木念掀开帘子:“天色灰蒙蒙,怕是要下雪。”
龙溟坐在对面,反复看着那块假铜牌。
“别看了,”木念说,“再看也看不出花来。”
龙溟放下铜牌:“我在想,做这牌子的人手艺这么好,为何故意留破绽?”
“也许不是故意,是不知道肃王府腰牌的细节。”
“不可能,”龙溟摇头,“能仿到这份上,一定见过真品。见过真品,就不可能不知道边角暗纹。”
木念沉吟:“那就是故意。”
“对,”龙溟收起铜牌,“有人想让我怀疑肃王,但不想让我真信。”
“为什么?”
“我若真信,便会动肃王。他一倒,朝中势力就要洗牌。”龙溟看向她,“你说,谁最想看到这场面?”
兰儿小声插话:“是……想上位的人?”
龙溟点头:“肃王手握十万边军。他倒了,边军就得换人。谁接这位置,谁就站稳了。”
木念问:“你觉得会是谁?”
“不知道,”龙溟说,“但我回京的消息已放出去,这人迟早会露头。”
傍晚,车队抵京,绕至城东别院。福公公迎上来。
“陛下,娘娘,都安排妥了。”
龙溟下车:“宫里如何?”
福公公压低声音:“太后今日醒了一次,喝了半碗粥又睡了。孙太医请过脉,说脉象平稳。”
木念问:“孙太医开新药了吗?”
“开了安神方,还未煎。”
“药方给我。”
书房内,木念接过药方细看,眉头渐皱。
“怎么了?”龙溟问。
“这方子……”木念指了几味药,“表面安神补气,但搭配起来会致人嗜睡。久服,精神会越来越差。”
福公公脸色一变:“那……”
“先按方煎药,但不给太后喝,”木念说,“我倒要看看孙太医接下来如何。”
龙溟踱步:“孙太医的儿子抓到了吗?”
巴图进来:“陛下,抓到了,关在后院柴房。”
“带过来。
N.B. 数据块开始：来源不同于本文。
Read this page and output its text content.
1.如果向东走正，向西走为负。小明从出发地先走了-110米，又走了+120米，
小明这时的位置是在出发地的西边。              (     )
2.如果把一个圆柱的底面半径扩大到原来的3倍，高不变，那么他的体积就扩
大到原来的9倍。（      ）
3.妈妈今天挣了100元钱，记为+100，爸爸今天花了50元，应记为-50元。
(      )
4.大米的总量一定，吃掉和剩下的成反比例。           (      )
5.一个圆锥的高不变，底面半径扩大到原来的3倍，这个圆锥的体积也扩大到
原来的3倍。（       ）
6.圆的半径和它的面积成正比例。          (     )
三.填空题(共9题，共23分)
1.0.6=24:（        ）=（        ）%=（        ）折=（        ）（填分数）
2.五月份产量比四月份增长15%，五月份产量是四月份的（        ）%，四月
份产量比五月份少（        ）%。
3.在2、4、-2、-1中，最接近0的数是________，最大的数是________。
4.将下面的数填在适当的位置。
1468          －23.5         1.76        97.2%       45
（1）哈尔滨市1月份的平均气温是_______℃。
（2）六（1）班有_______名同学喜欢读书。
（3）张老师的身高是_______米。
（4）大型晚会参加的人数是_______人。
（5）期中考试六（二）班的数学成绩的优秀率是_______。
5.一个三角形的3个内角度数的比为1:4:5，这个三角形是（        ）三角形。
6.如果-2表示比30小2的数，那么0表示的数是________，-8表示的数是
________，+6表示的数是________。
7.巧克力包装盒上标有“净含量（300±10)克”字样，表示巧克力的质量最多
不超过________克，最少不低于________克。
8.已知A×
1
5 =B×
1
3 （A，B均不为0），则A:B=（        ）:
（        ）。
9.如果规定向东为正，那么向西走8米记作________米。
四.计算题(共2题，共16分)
”
一个三十来岁的男人被押入,惶恐跪地:“陛下饶命,小人孙成……”
龙溟坐下:“知道你父亲在宫里做什么吗?”
“知道,是太医……”
“你上月欠赌坊三千两,谁帮你还?”
孙成浑身一抖:“是一个朋友。”
“什么朋友?”
“就普通朋友。”
巴图踹他一脚:“说实话。”
孙成趴地哭道:“小人不敢说……说了他们会杀我。”
龙溟蹲下身:“说了,我保你命。不说,现在就得死。”
孙成抬头,打了个寒颤:“是赵掌柜,城西绸缎庄。他说只要我爹在太后药里加味安神,让太后多睡,我欠多少他都还。”
木念问:“加了什么药?”
“小人不知!我爹没细说,只叫我别再赌,可我忍不住。”
龙溟摆手:“带下去看好。”
人走后,福公公气得发抖:“孙太医竟敢对太后下手。”
木念看向龙溟:“你怎么看?”
“孙太医是被儿子拖下水,”龙溟说,“但做了第一次,就有第二次。赵掌柜背后还有人,得顺线往下挖。”
巴图问:“陛下,是否现在抓赵掌柜?”
“不急,”龙溟说,“先派人盯着,看他接触谁。腊月十二我回京那日,他们必有动作。”
福公公忧心:“陛下,那日您真要去东华门?”
“去,”龙溟道,“不去,如何引蛇出洞?”
木念握他的手:“我跟你一起。”
夜里,木念经密道至慈宁宫。
太后醒了,正喝粥,屏退宫女:“念念,坐。”
木念把脉,脉象稍好,但毒未清。
“您感觉如何?”
“好些了,只是没力气,”太后看着她,“溟儿呢?”
“在别院安排事务,”木念低声,“下毒有眉目了,是孙太医。”
太后手一颤,碗险些落下。
木念接住碗:“您别激动。孙太医是被儿子拖下水,背后另有人。”
太后闭眼:“我待他不薄。”
“人心不足,”木念喂她喝水,“您先养好身子,其余交给龙溟。”
太后握紧她的手:“你们务必小心。宫里……不止一双眼睛盯着。”
“我明白。”
离了慈宁宫,木念绕至太医院附近。见一小太监自偏门溜出,匆匆西去。
她悄然跟上。
那小太监在一小院前敲了三下门,闪身而入。
木念记下位置,悄然退回别院。
龙溟在灯下看地图:“去哪儿了?”
木念脱披风:“去了太医院,见个小太监鬼祟进了西城一处院子。”她说了地址。
龙溟记下:“明日让巴图去查。”
木念坐下:“龙溟。”
“嗯?”
“我有些担心。”
龙溟搂住她:“担心什么?”
“说不清,”木念靠他肩上,“总觉得事情没表面那么简单。”
龙溟沉默片刻:“我也有此感。张猛之事、太后中毒、肃王府假牌子……似有好几拨人同时动作。”